Tonight, Jews around the world (including me) will begin celebrating Passover. During Passover, we retell the story of the exodus from Egypt – the journey from slavery to freedom. It’s a story that resonates across the ages and is not a story for Jews alone.
The tradition is to tell the story as if it happened to you, adding your own experiences and reflections. The story reminds us that, for all our modernity, slavery, oppression, injustice, fear and want are still with us today – in our communities, in our country and in our seemingly ever-smaller world.
In the spirit of the redemption that is a part of this season for Christians and Jews, I offer my version of the 10 plagues visited on Egyptians in the book of Exodus – updated for today’s Washington.
Let us not harden our hearts, as Pharaoh did, to the suffering of our neighbors. Instead, let us pledge to act to make our community a better place for all, whether through philanthropy, political action or other ways that feel meaningful to us.
Community-based organizations, like The Women’s Foundation and its Grantee Partners, need help to sustain their efforts to make our region live up to its promise for all of its residents.
Washington’s 10 Plagues
1. Lack of voting representation in Congress. D.C. citizens are disenfranchised; even worse, Senators and Representatives from other states impose policies they want on us, regardless of our views.
2. High HIV/AIDS rate.

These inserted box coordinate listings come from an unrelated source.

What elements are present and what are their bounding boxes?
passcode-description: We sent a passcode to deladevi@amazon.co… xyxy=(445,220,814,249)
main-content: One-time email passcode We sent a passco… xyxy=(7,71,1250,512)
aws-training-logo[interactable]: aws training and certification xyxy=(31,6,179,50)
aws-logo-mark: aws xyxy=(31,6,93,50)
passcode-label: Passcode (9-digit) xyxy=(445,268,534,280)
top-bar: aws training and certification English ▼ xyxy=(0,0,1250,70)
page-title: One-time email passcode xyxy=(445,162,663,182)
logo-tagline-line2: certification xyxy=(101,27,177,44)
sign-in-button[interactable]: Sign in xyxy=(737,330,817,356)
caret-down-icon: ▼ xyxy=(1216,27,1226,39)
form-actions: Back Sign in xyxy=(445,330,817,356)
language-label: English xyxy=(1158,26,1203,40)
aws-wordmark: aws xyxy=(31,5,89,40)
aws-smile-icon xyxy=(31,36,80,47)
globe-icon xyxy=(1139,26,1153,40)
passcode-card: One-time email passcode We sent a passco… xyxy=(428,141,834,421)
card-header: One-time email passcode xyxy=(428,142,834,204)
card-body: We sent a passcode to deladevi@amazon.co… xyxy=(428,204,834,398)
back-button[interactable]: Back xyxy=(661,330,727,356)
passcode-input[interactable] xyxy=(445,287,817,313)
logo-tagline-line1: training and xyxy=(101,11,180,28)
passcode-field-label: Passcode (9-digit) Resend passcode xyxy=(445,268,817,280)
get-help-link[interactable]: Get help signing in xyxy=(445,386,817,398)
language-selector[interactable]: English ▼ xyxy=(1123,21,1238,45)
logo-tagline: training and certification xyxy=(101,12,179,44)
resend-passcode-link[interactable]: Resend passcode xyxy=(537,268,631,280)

At least three percent of District residents have HIV or AIDS, a total that far surpasses the one percent threshold that constitutes a "generalized and severe" epidemic, according to a 2009 report by the DC Department of Health.
3. Over-reliance on incarceration and its devastating effects on communities of color. Washington has the highest black-to-white ratio of incarceration (19.0 per 100,000 population) of any state. The collateral consequences of this level of incarceration – including on employment, education, housing and health – are significant.
4. Extremely high housing and commuting costs. Households in the Washington metropolitan area spend an average of about $23,000 per year on housing and $13,000 on transportation. Combined, these costs represent nearly 47percent of median household income.
5. The legacy of continued racial segregation. D.C. has one of the highest rates of residential segregation among cities in the U.S.
6. Lack of enforcement of laws that promote hiring of D.C. residents for taxpayer-funded economic development projects – and the continued lack of education and training opportunities for D.C. residents that contribute to developers not complying with the law and public officials looking the other way.
7. Food insecurity. About 32,000 households (almost 12 percent of all households) in the District were food insecure in 2005-2007, up from 9 percent in 2001-2003. What’s more, D.C. has relatively few full-service grocery stores in poor neighborhoods: about one in five food stamp households have no supermarket within a half-mile radius of their home.
8. High infant mortality. D.C. continues to have one of the highest infant mortality rates of large U.S. cities.
9. High child poverty. Nearly one-third (29.3%) of children in the District live below 100 percent of the Federal Poverty Line.
10. Lack of health insurance. A total of 11 percent of D.C. residents did not have health insurance (either private or public) in 2007. The majority of those individuals (more than 60 percent) were in families with at least one full-time worker.
So I ask you: How do you want to live and how will you give?
Best wishes for a sweet and meaningful Passover and Easter to those who are observing them.
Gwen Rubinstein is a Program Officer at The Women’s Foundation.